Datlabs massive plant refurbishment nears completion

04 Aug, 2019 - 00:08 0 Views
Datlabs massive plant refurbishment nears completion Mr Todd Moyo

The Sunday News

Dumisani Nsingo, Senior Business Reporter 

ONE of the country’s leading pharmaceutical and personal care products manufacturers, Datlabs is on the verge of completing its US$4,5 million major factory refurbishment as it seeks to ramp up production and explore export markets.

Datlabs chief executive officer Mr Todd Moyo said in an interview, the company has completed most of its Phase 1 refurbishment work, which entailed installation of a state-of-the-art Heating, Ventilation and Air Conditioning (HVAC) system.

The Bulawayo-headquartered company started the rehabilitation of its Belmont industrial areas situated pharmaceutical plant last year.

“We have done most of the Phase 1 upgrade and we have now received and installed most of the machinery,” said Mr Moyo. 

He said the company had also successfully installed major components of its new highly automated pharmaceutical tablet press machine. 

“We have successfully installed most of the major machinery purchased for this (pharmaceutical tablet press machine) upgrade with one item only awaited to arrive this month. This will mean that we will go back to the manufacturing of most of our product range subject to us accessing the much-needed foreign currency to bring in imported raw and packaging materials,” said Mr Moyo.

He said most of the project’s engineering works had been completed.

“We have also completed most of the civil works on this project and are grateful to all stakeholders who have assisted in this upgrade so far, especially all our regulatory authorities,” said Mr Moyo.

He said the rehabilitation of the Intravenous (IV) fluids manufacturing plant has temporarily been shelved to pave way for the completion of the pharmaceutical refurbishment project.

“We have not as yet started working on this LVP (Large Volume Parenterals) project as our aim was always be to focus on the pharmaceutical project first before we begin work on the LVP side.
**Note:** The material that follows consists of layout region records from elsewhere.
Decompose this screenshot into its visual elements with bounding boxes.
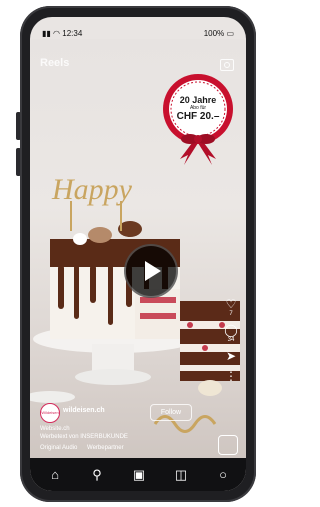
audio-thumbnail[interactable] — [218, 435, 238, 455]
comments-count: 34 — [227, 337, 235, 343]
home-icon[interactable]: ⌂ — [46, 466, 64, 484]
promo-badge[interactable]: 20 Jahre Abo für CHF 20.– — [158, 69, 238, 169]
caption-ad-text: Werbetext von INSERBUKUNDE — [40, 434, 128, 440]
play-button[interactable] — [124, 244, 178, 298]
badge-text: 20 Jahre Abo für CHF 20.– — [158, 95, 238, 122]
caption-website[interactable]: Website.ch — [40, 426, 70, 432]
badge-line-1: 20 Jahre — [179, 95, 217, 105]
search-icon[interactable]: ⚲ — [88, 466, 106, 484]
reel-screen: ▮▮ ◠ 12:34 100% ▭ Happy Reels 20 Jahre A… — [30, 17, 246, 491]
reel-actions: ♡ 7 ◯ 34 ➤ ⋮ — [222, 297, 240, 389]
reels-header-title: Reels — [40, 57, 70, 69]
follow-button[interactable]: Follow — [150, 404, 192, 421]
comment-icon: ◯ — [224, 323, 238, 337]
more-action[interactable]: ⋮ — [222, 369, 240, 383]
shop-icon[interactable]: ◫ — [172, 466, 190, 484]
reels-icon[interactable]: ▣ — [130, 466, 148, 484]
bottom-nav: ⌂ ⚲ ▣ ◫ ○ — [30, 458, 246, 491]
like-action[interactable]: ♡ 7 — [222, 297, 240, 317]
partner-label[interactable]: Werbepartner — [87, 445, 124, 451]
badge-line-3: CHF 20.– — [176, 111, 220, 122]
audio-label[interactable]: Original Audio — [40, 445, 77, 451]
more-icon: ⋮ — [225, 369, 237, 383]
send-icon: ➤ — [225, 349, 237, 363]
heart-icon: ♡ — [225, 297, 237, 311]
battery-level: 100% — [203, 29, 225, 38]
battery-icon: ▭ — [226, 29, 234, 38]
likes-count: 7 — [229, 311, 233, 317]
status-time: 12:34 — [62, 29, 83, 38]
audio-row: Original Audio Werbepartner — [40, 445, 132, 451]
wifi-icon: ◠ — [53, 29, 61, 38]
avatar[interactable]: Wildeisen — [40, 403, 60, 423]
comment-action[interactable]: ◯ 34 — [222, 323, 240, 343]
post-author-row: Wildeisen wildeisen.ch Follow — [40, 403, 210, 423]
username[interactable]: wildeisen.ch — [63, 407, 105, 414]
profile-icon[interactable]: ○ — [214, 466, 232, 484]
share-action[interactable]: ➤ — [222, 349, 240, 363]
signal-icon: ▮▮ — [42, 29, 51, 38]
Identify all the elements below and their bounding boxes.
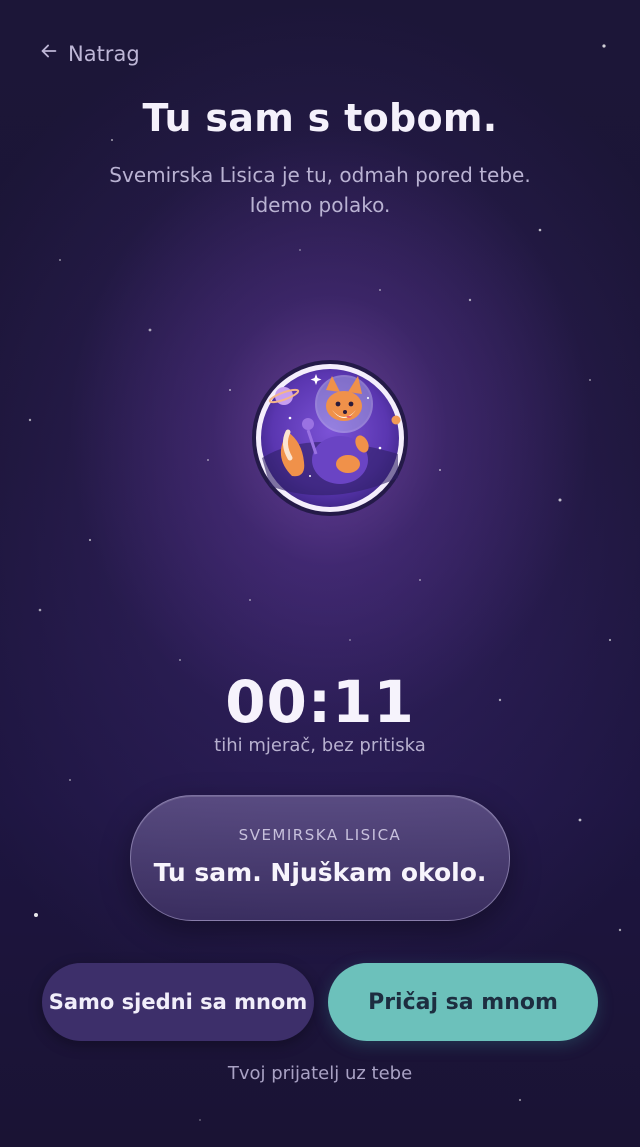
back-button[interactable]: Natrag <box>38 40 140 67</box>
timer-display: 00:11 <box>225 668 415 736</box>
sit-with-me-button[interactable]: Samo sjedni sa mnom <box>42 963 314 1041</box>
space-fox-astronaut-icon <box>250 358 410 518</box>
arrow-left-icon <box>38 40 60 67</box>
subtitle-line-2: Idemo polako. <box>249 193 391 217</box>
companion-message-bubble: SVEMIRSKA LISICA Tu sam. Njuškam okolo. <box>130 795 510 921</box>
back-label: Natrag <box>68 41 140 66</box>
page-title: Tu sam s tobom. <box>142 96 498 140</box>
app-screen: Natrag Tu sam s tobom. Svemirska Lisica … <box>0 0 640 1147</box>
subtitle-line-1: Svemirska Lisica je tu, odmah pored tebe… <box>109 163 531 187</box>
message-speaker: SVEMIRSKA LISICA <box>238 826 402 844</box>
talk-with-me-button[interactable]: Pričaj sa mnom <box>328 963 598 1041</box>
footer-tagline: Tvoj prijatelj uz tebe <box>227 1063 413 1084</box>
message-text: Tu sam. Njuškam okolo. <box>153 858 487 887</box>
timer-caption: tihi mjerač, bez pritiska <box>214 735 426 756</box>
page-subtitle: Svemirska Lisica je tu, odmah pored tebe… <box>60 160 580 220</box>
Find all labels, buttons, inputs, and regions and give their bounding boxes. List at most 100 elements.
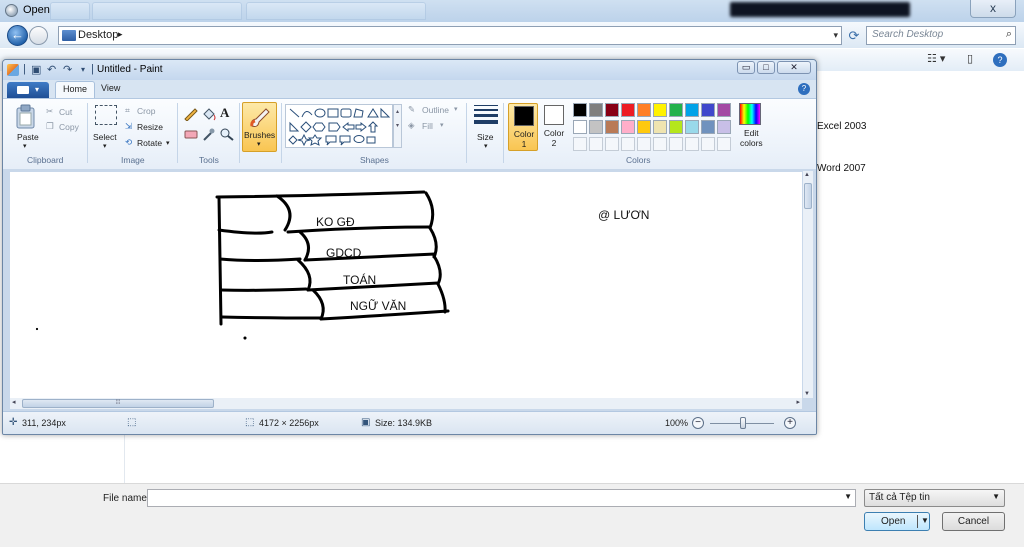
forward-button[interactable] bbox=[29, 26, 48, 45]
resize-button[interactable]: Resize bbox=[137, 122, 163, 132]
file-item-excel-2003[interactable]: Excel 2003 bbox=[817, 121, 866, 132]
shapes-gallery[interactable] bbox=[285, 104, 393, 148]
rotate-dropdown-icon[interactable]: ▾ bbox=[166, 139, 170, 147]
customize-quick-access-icon[interactable]: ▾ bbox=[81, 65, 85, 74]
color2-button[interactable]: Color 2 bbox=[539, 103, 569, 151]
file-type-value[interactable]: Tất cả Tệp tin bbox=[869, 492, 930, 503]
edit-colors-label-2[interactable]: colors bbox=[740, 138, 763, 148]
help-icon[interactable]: ? bbox=[798, 83, 810, 95]
open-dialog-close-button[interactable]: x bbox=[970, 0, 1016, 18]
file-item-word-2007[interactable]: Word 2007 bbox=[817, 163, 866, 174]
palette-swatch[interactable] bbox=[589, 103, 603, 117]
palette-empty-swatch[interactable] bbox=[573, 137, 587, 151]
palette-swatch[interactable] bbox=[621, 120, 635, 134]
select-icon[interactable] bbox=[95, 105, 117, 125]
paint-menu-button[interactable]: ▾ bbox=[7, 82, 49, 98]
palette-swatch[interactable] bbox=[637, 120, 651, 134]
paint-app-icon[interactable] bbox=[7, 64, 19, 76]
address-location[interactable]: Desktop bbox=[78, 29, 118, 41]
scroll-right-icon[interactable]: ▸ bbox=[796, 398, 800, 406]
refresh-icon[interactable]: ⟳ bbox=[845, 26, 863, 45]
open-button[interactable]: Open ▼ bbox=[864, 512, 930, 531]
breadcrumb-arrow-icon[interactable]: ▸ bbox=[118, 29, 123, 40]
palette-swatch[interactable] bbox=[717, 120, 731, 134]
palette-swatch[interactable] bbox=[653, 120, 667, 134]
select-dropdown-icon[interactable]: ▾ bbox=[103, 142, 107, 150]
palette-swatch[interactable] bbox=[701, 120, 715, 134]
fill-bucket-icon[interactable] bbox=[201, 107, 217, 121]
scroll-down-icon[interactable]: ▼ bbox=[804, 391, 810, 397]
palette-swatch[interactable] bbox=[669, 103, 683, 117]
palette-empty-swatch[interactable] bbox=[685, 137, 699, 151]
eraser-icon[interactable] bbox=[183, 127, 199, 141]
magnifier-icon[interactable] bbox=[219, 127, 235, 141]
cut-button[interactable]: Cut bbox=[59, 107, 72, 117]
tab-home[interactable]: Home bbox=[55, 81, 95, 98]
paste-dropdown-icon[interactable]: ▾ bbox=[23, 142, 27, 150]
preview-pane-icon[interactable]: ▯ bbox=[967, 52, 973, 65]
scroll-left-icon[interactable]: ◂ bbox=[12, 398, 16, 406]
minimize-button[interactable]: ▭ bbox=[737, 61, 755, 74]
palette-swatch[interactable] bbox=[653, 103, 667, 117]
edit-colors-label-1[interactable]: Edit bbox=[744, 128, 759, 138]
search-input[interactable]: Search Desktop ⌕ bbox=[866, 26, 1016, 45]
fill-dropdown-icon[interactable]: ▾ bbox=[440, 121, 444, 129]
copy-button[interactable]: Copy bbox=[59, 122, 79, 132]
shapes-scroll[interactable]: ▴ ▾ bbox=[393, 104, 402, 148]
view-options-icon[interactable]: ☷ ▾ bbox=[927, 52, 945, 65]
palette-swatch[interactable] bbox=[621, 103, 635, 117]
palette-swatch[interactable] bbox=[637, 103, 651, 117]
scroll-up-icon[interactable]: ▲ bbox=[804, 172, 810, 178]
search-icon[interactable]: ⌕ bbox=[1006, 28, 1012, 41]
palette-empty-swatch[interactable] bbox=[621, 137, 635, 151]
color-picker-icon[interactable] bbox=[201, 127, 217, 141]
address-dropdown-icon[interactable]: ▾ bbox=[833, 30, 838, 41]
undo-icon[interactable]: ↶ bbox=[47, 63, 56, 76]
back-button[interactable]: ← bbox=[7, 25, 28, 46]
file-type-select[interactable]: Tất cả Tệp tin ▼ bbox=[864, 489, 1005, 507]
maximize-button[interactable]: □ bbox=[757, 61, 775, 74]
address-bar[interactable]: Desktop ▸ ▾ bbox=[58, 26, 842, 45]
crop-button[interactable]: Crop bbox=[137, 106, 155, 116]
palette-empty-swatch[interactable] bbox=[717, 137, 731, 151]
palette-swatch[interactable] bbox=[605, 103, 619, 117]
palette-swatch[interactable] bbox=[685, 103, 699, 117]
paint-close-button[interactable]: ✕ bbox=[777, 61, 811, 74]
palette-empty-swatch[interactable] bbox=[637, 137, 651, 151]
tab-view[interactable]: View bbox=[101, 83, 120, 93]
size-button[interactable]: Size bbox=[477, 132, 494, 142]
select-button[interactable]: Select bbox=[93, 132, 117, 142]
pencil-icon[interactable] bbox=[183, 107, 199, 121]
zoom-in-button[interactable]: + bbox=[784, 417, 796, 429]
outline-dropdown-icon[interactable]: ▾ bbox=[454, 105, 458, 113]
brushes-button[interactable]: Brushes ▾ bbox=[242, 102, 277, 152]
horizontal-scroll-thumb[interactable]: ⁞⁞⁞ bbox=[22, 399, 214, 408]
palette-swatch[interactable] bbox=[589, 120, 603, 134]
palette-empty-swatch[interactable] bbox=[589, 137, 603, 151]
palette-swatch[interactable] bbox=[685, 120, 699, 134]
edit-colors-icon[interactable] bbox=[739, 103, 765, 125]
palette-empty-swatch[interactable] bbox=[605, 137, 619, 151]
palette-swatch[interactable] bbox=[573, 103, 587, 117]
fill-button[interactable]: Fill bbox=[422, 121, 433, 131]
save-icon[interactable]: ▣ bbox=[31, 63, 41, 76]
open-button-label[interactable]: Open bbox=[881, 516, 905, 527]
file-type-dropdown-icon[interactable]: ▼ bbox=[992, 492, 1000, 501]
vertical-scrollbar[interactable]: ▲ ▼ bbox=[803, 171, 813, 398]
palette-swatch[interactable] bbox=[573, 120, 587, 134]
palette-empty-swatch[interactable] bbox=[653, 137, 667, 151]
horizontal-scrollbar[interactable]: ◂ ⁞⁞⁞ ▸ bbox=[10, 398, 802, 409]
drawing-canvas[interactable]: KO GĐ GDCD TOÁN NGỮ VĂN @ LƯƠN bbox=[10, 172, 802, 398]
size-dropdown-icon[interactable]: ▾ bbox=[484, 142, 488, 150]
open-button-dropdown-icon[interactable]: ▼ bbox=[921, 516, 929, 525]
palette-swatch[interactable] bbox=[717, 103, 731, 117]
file-name-input[interactable]: ▼ bbox=[147, 489, 856, 507]
cancel-button[interactable]: Cancel bbox=[942, 512, 1005, 531]
color1-button[interactable]: Color 1 bbox=[508, 103, 538, 151]
zoom-out-button[interactable]: − bbox=[692, 417, 704, 429]
redo-icon[interactable]: ↷ bbox=[63, 63, 72, 76]
palette-empty-swatch[interactable] bbox=[701, 137, 715, 151]
palette-empty-swatch[interactable] bbox=[669, 137, 683, 151]
palette-swatch[interactable] bbox=[605, 120, 619, 134]
help-icon[interactable]: ? bbox=[993, 53, 1007, 67]
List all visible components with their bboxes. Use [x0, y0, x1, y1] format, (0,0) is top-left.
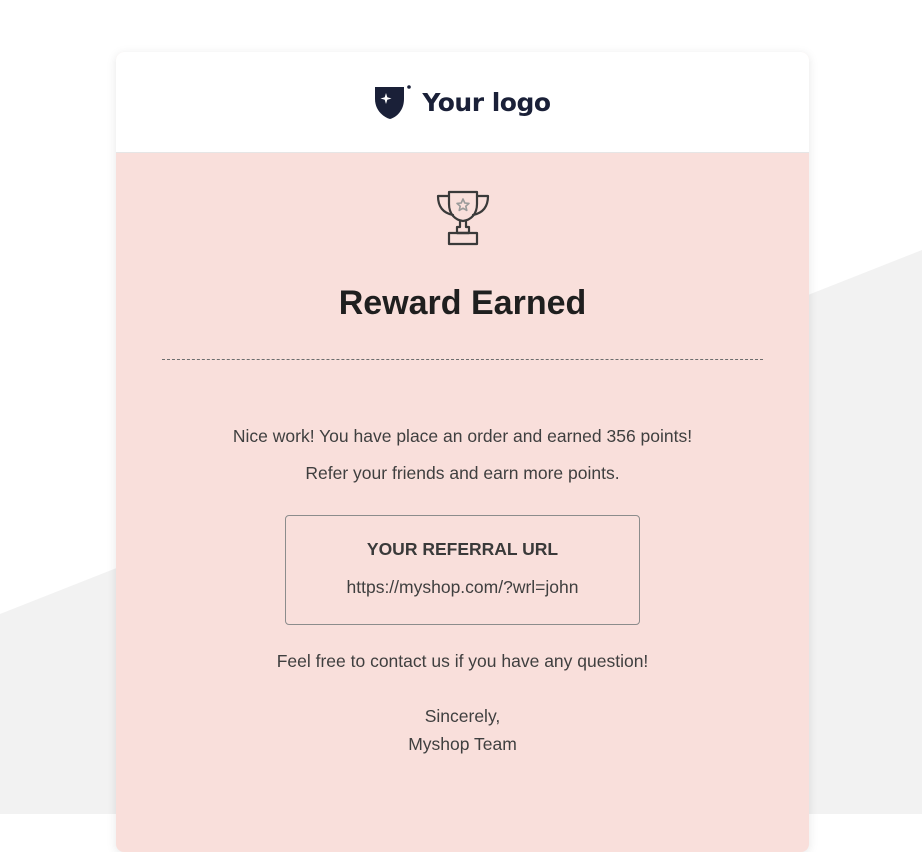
trophy-icon — [436, 190, 489, 246]
signoff: Sincerely, — [424, 706, 501, 726]
dashed-divider — [162, 359, 763, 360]
referral-url-link[interactable]: https://myshop.com/?wrl=john — [286, 576, 639, 598]
contact-message: Feel free to contact us if you have any … — [276, 651, 649, 671]
email-header: Your logo — [116, 52, 809, 153]
signature: Myshop Team — [408, 734, 517, 754]
referral-label: YOUR REFERRAL URL — [366, 539, 559, 559]
refer-friends-message: Refer your friends and earn more points. — [305, 463, 620, 483]
page-title: Reward Earned — [338, 284, 587, 322]
email-card: Your logo Reward Earned Nice work! You h… — [116, 52, 809, 852]
email-body: Reward Earned Nice work! You have place … — [116, 189, 809, 755]
referral-box: YOUR REFERRAL URL https://myshop.com/?wr… — [285, 515, 640, 625]
logo[interactable]: Your logo — [374, 84, 551, 120]
earned-points-message: Nice work! You have place an order and e… — [232, 426, 693, 446]
logo-text: Your logo — [422, 87, 551, 117]
shield-sparkle-icon — [375, 85, 412, 119]
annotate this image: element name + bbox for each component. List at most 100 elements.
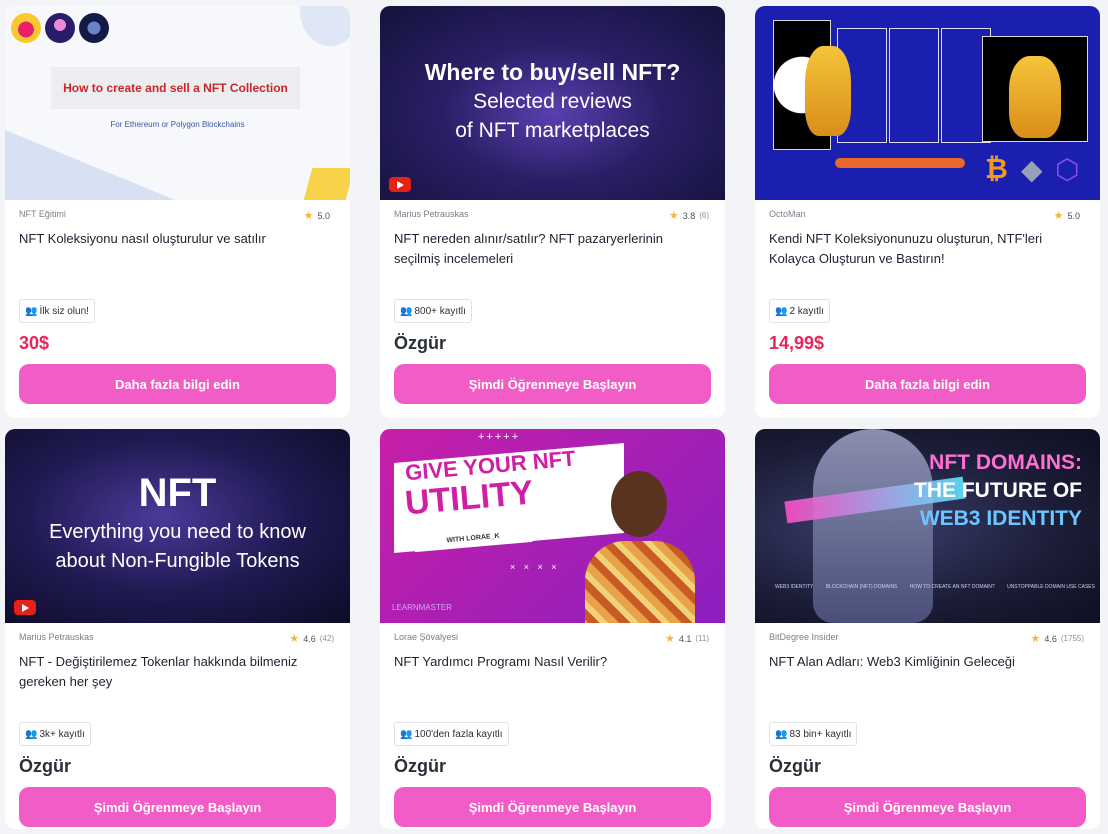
course-author[interactable]: OctoMan (769, 209, 806, 219)
enrollment-badge: 👥 2 kayıtlı (769, 299, 830, 323)
flow-step: HOW TO CREATE AN NFT DOMAIN? (909, 584, 995, 590)
arrow-icon (835, 158, 965, 168)
course-thumbnail[interactable]: +++++ GIVE YOUR NFT UTILITY WITH LORAE_K… (380, 429, 725, 623)
course-price: Özgür (394, 756, 446, 776)
start-learning-button[interactable]: Şimdi Öğrenmeye Başlayın (19, 787, 336, 827)
course-card[interactable]: NFT DOMAINS: THE FUTURE OF WEB3 IDENTITY… (755, 429, 1100, 829)
bitcoin-icon: ₿ (985, 153, 1008, 184)
star-icon: ★ (1053, 210, 1064, 222)
start-learning-button[interactable]: Şimdi Öğrenmeye Başlayın (394, 364, 711, 404)
course-thumbnail[interactable]: NFT Everything you need to know about No… (5, 429, 350, 623)
enrollment-text: 83 bin+ kayıtlı (789, 728, 852, 740)
youtube-icon (14, 600, 36, 615)
decorative-shape (303, 168, 350, 200)
rating-count: (6) (699, 211, 709, 220)
start-learning-button[interactable]: Şimdi Öğrenmeye Başlayın (394, 787, 711, 827)
star-icon: ★ (1030, 633, 1041, 645)
course-card[interactable]: ₿ ◆ ⬡ OctoMan ★ 5.0 Kendi NFT Koleksiyon… (755, 6, 1100, 418)
enrollment-text: 100'den fazla kayıtlı (414, 728, 503, 740)
rating-value: 5.0 (317, 210, 330, 221)
learn-more-button[interactable]: Daha fazla bilgi edin (769, 364, 1086, 404)
thumbnail-line1: NFT (138, 471, 217, 515)
course-title[interactable]: NFT nereden alınır/satılır? NFT pazaryer… (394, 229, 706, 269)
rating-value: 5.0 (1067, 210, 1080, 221)
course-thumbnail[interactable]: ₿ ◆ ⬡ (755, 6, 1100, 200)
course-author[interactable]: BitDegree Insider (769, 632, 839, 642)
course-rating: ★ 4.1 (11) (665, 632, 709, 645)
thumbnail-line1: Where to buy/sell NFT? (424, 59, 681, 85)
course-price: Özgür (769, 756, 821, 776)
polygon-icon: ⬡ (1055, 154, 1080, 185)
learn-more-button[interactable]: Daha fazla bilgi edin (19, 364, 336, 404)
start-learning-button[interactable]: Şimdi Öğrenmeye Başlayın (769, 787, 1086, 827)
course-rating: ★ 5.0 (304, 209, 334, 222)
star-icon: ★ (303, 210, 314, 222)
star-icon: ★ (664, 633, 675, 645)
enrollment-text: İlk siz olun! (39, 305, 89, 317)
course-title[interactable]: NFT Koleksiyonu nasıl oluşturulur ve sat… (19, 229, 331, 249)
rating-value: 4.6 (303, 633, 316, 644)
users-icon: 👥 (775, 728, 788, 740)
thumbnail-line2: Selected reviews (473, 90, 632, 113)
rating-count: (11) (695, 634, 709, 643)
star-icon: ★ (289, 633, 300, 645)
instructor-body (585, 541, 695, 623)
course-title[interactable]: NFT Yardımcı Programı Nasıl Verilir? (394, 652, 706, 672)
course-card[interactable]: Where to buy/sell NFT? Selected reviews … (380, 6, 725, 418)
course-card[interactable]: How to create and sell a NFT Collection … (5, 6, 350, 418)
youtube-icon (389, 177, 411, 192)
course-card[interactable]: +++++ GIVE YOUR NFT UTILITY WITH LORAE_K… (380, 429, 725, 829)
avatar-lips-icon (11, 13, 41, 43)
course-rating: ★ 3.8 (6) (669, 209, 709, 222)
course-author[interactable]: NFT Eğitimi (19, 209, 66, 219)
flow-step: BLOCKCHAIN (NFT) DOMAINS (825, 584, 898, 590)
thumbnail-line3: about Non-Fungible Tokens (55, 550, 300, 572)
cyborg-face-icon (813, 429, 933, 623)
course-rating: ★ 5.0 (1054, 209, 1084, 222)
course-title[interactable]: NFT - Değiştirilemez Tokenlar hakkında b… (19, 652, 331, 692)
thumbnail-flow: WEB3 IDENTITY BLOCKCHAIN (NFT) DOMAINS H… (775, 584, 1095, 590)
rating-value: 4.6 (1044, 633, 1057, 644)
course-title[interactable]: Kendi NFT Koleksiyonunuzu oluşturun, NTF… (769, 229, 1081, 269)
users-icon: 👥 (400, 728, 413, 740)
course-title[interactable]: NFT Alan Adları: Web3 Kimliğinin Geleceğ… (769, 652, 1081, 672)
thumbnail-heading: How to create and sell a NFT Collection (51, 67, 300, 109)
thumbnail-line1: NFT DOMAINS: (929, 451, 1082, 474)
flow-step: WEB3 IDENTITY (775, 584, 814, 590)
users-icon: 👥 (25, 305, 38, 317)
flow-step: UNSTOPPABLE DOMAIN USE CASES (1007, 584, 1095, 590)
star-icon: ★ (668, 210, 679, 222)
course-author[interactable]: Marius Petrauskas (394, 209, 469, 219)
mascot-icon (1009, 56, 1061, 138)
decorative-triangle (5, 130, 175, 200)
course-thumbnail[interactable]: NFT DOMAINS: THE FUTURE OF WEB3 IDENTITY… (755, 429, 1100, 623)
users-icon: 👥 (775, 305, 788, 317)
course-price: Özgür (19, 756, 71, 776)
enrollment-badge: 👥 İlk siz olun! (19, 299, 95, 323)
enrollment-text: 2 kayıtlı (789, 305, 824, 317)
enrollment-badge: 👥 100'den fazla kayıtlı (394, 722, 509, 746)
course-author[interactable]: Marius Petrauskas (19, 632, 94, 642)
rating-value: 4.1 (678, 633, 692, 644)
course-author[interactable]: Lorae Şövalyesi (394, 632, 458, 642)
course-thumbnail[interactable]: Where to buy/sell NFT? Selected reviews … (380, 6, 725, 200)
thumbnail-line2: Everything you need to know (49, 521, 306, 543)
course-card[interactable]: NFT Everything you need to know about No… (5, 429, 350, 829)
course-rating: ★ 4.6 (42) (289, 632, 334, 645)
course-price: 14,99$ (769, 333, 825, 353)
rating-value: 3.8 (682, 210, 696, 221)
mascot-icon (805, 46, 851, 136)
thumbnail-line3: of NFT marketplaces (455, 119, 650, 142)
decorative-blob (300, 6, 350, 46)
avatar-emblem-icon (79, 13, 109, 43)
decorative-xs: × × × × (510, 562, 560, 572)
brand-logo: LEARNMASTER (392, 603, 453, 612)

We were, however, hoping we would have obtained the much-needed foreign currency to start importing our requirements but this has been difficult. 

“The changes in the economic conditions and especially the foreign exchange rates also mean that we now have to evaluate this project again before making a decision on implementation and time of implementation. We now need much more local capital to finance the same identified LVP upgrade items,” said Mr Moyo.

Last year, the Government had pledged to assist the company to rehabilitate its IV fluids manufacturing plant in the wake of the cholera outbreak. The plant has been non-functional for close to 20 years and the company mooted plans to rehabilitate the IV fluids plant about five years ago at a cost of $2 million but it has over the years been failing to do so owing to lack of funding.

Mr Moyo said the company’s performance last year was dampened by its commitment towards the pharmaceutical factory rehabilitation project further stating that it failed to introduce new products. 

“Our performance last year was affected partly by the upgrade as most of our products were not available in the market but we hope to have these back . . . once the upgrade is complete. We will have a better feel of the performance in 2019 once our machines have settled down. We introduce new products on a continuous basis but this time we have been held by the concentration on the pharmaceutical factory upgrade.